Molto originale l’intervento di Stefano Marini, priore della Selva e referente del Magistrato delle Contrade per le commissioni solidarietà, che ha illustrato il nesso tra Contrade e Terzo Settore, raccontando una storia poco nota ma che davvero merita di essere conosciuta. «C’è una differenza tra Palio e Contrade. Dall’esterno si vede soltanto la punta dell’iceberg, cioè il Palio, con la sua spettacolarità, i suoi eccessi, la sua carica di violenza, la sua corruzione alla luce del sole. Ma sotto ci sono migliaia di persone che lavorano per la propria Contrada lontano dai riflettori. E in Contrada c’è bisogno di tutti: di quello che fa il sugo e di quello che scrive i libri. Il Palio non potrebbe esistere senza le Contrade, ma le Contrade potrebbero esistere senza il Palio. Fuori dal Palio tra le Contrade non c’è competizione ma collaborazione», ha detto l’avvocato. L’associazionismo all’interno delle Contrade ha una lunga storia: la nascita delle Società di Contrada risale alla seconda metà dell’Ottocento, con le Società di Mutuo Soccorso e le Società del Palio. «La Contrada è una scuola di volontariato».

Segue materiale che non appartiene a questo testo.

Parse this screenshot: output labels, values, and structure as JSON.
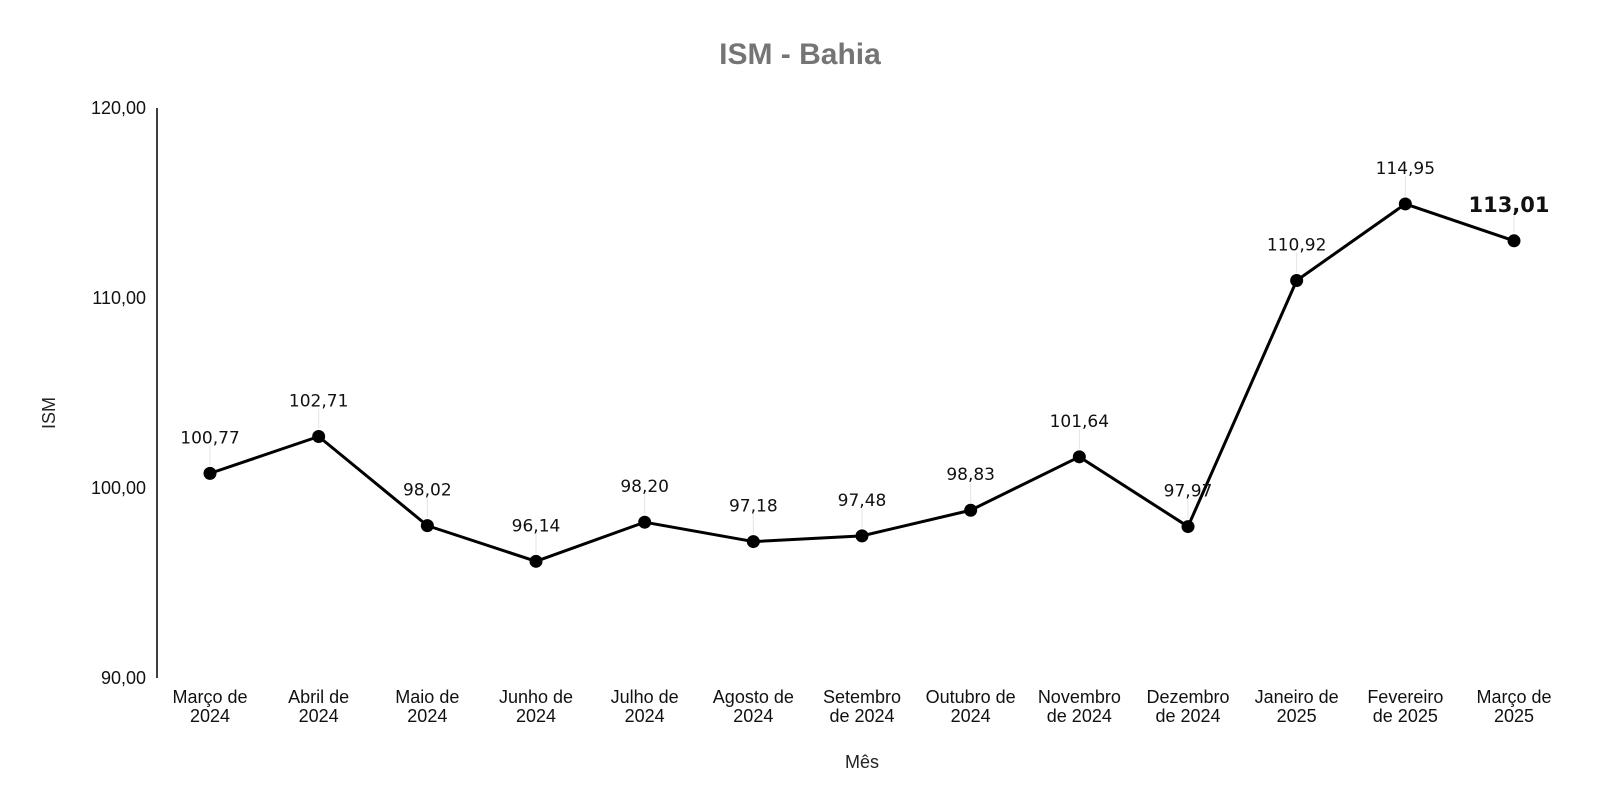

A seguire, gli interventi di Mario Marchi (presidente di Confcooperative Sud Toscana) e di Nazareno Gabrielli (vicedirettore generale di Banca Etica), più le testimonianze di tre professionisti del Terzo settore: Paola Cutaia (ex direttore Agesci e ex direttore generale di Amnesty International), Tommaso Fabbri (capo missione di Medici Senza Frontiere) e Andrea Delfini (fondatore di Il Melograno, mutua sanitaria integrativa). Il corso Let's go si articola in 3 moduli formativi di 100 ore comprensivi di formazione, visita in azienda, testimonianze, business game ed iniziative formative. Il corso è gratuito e le iscrizioni sono ancora aperte.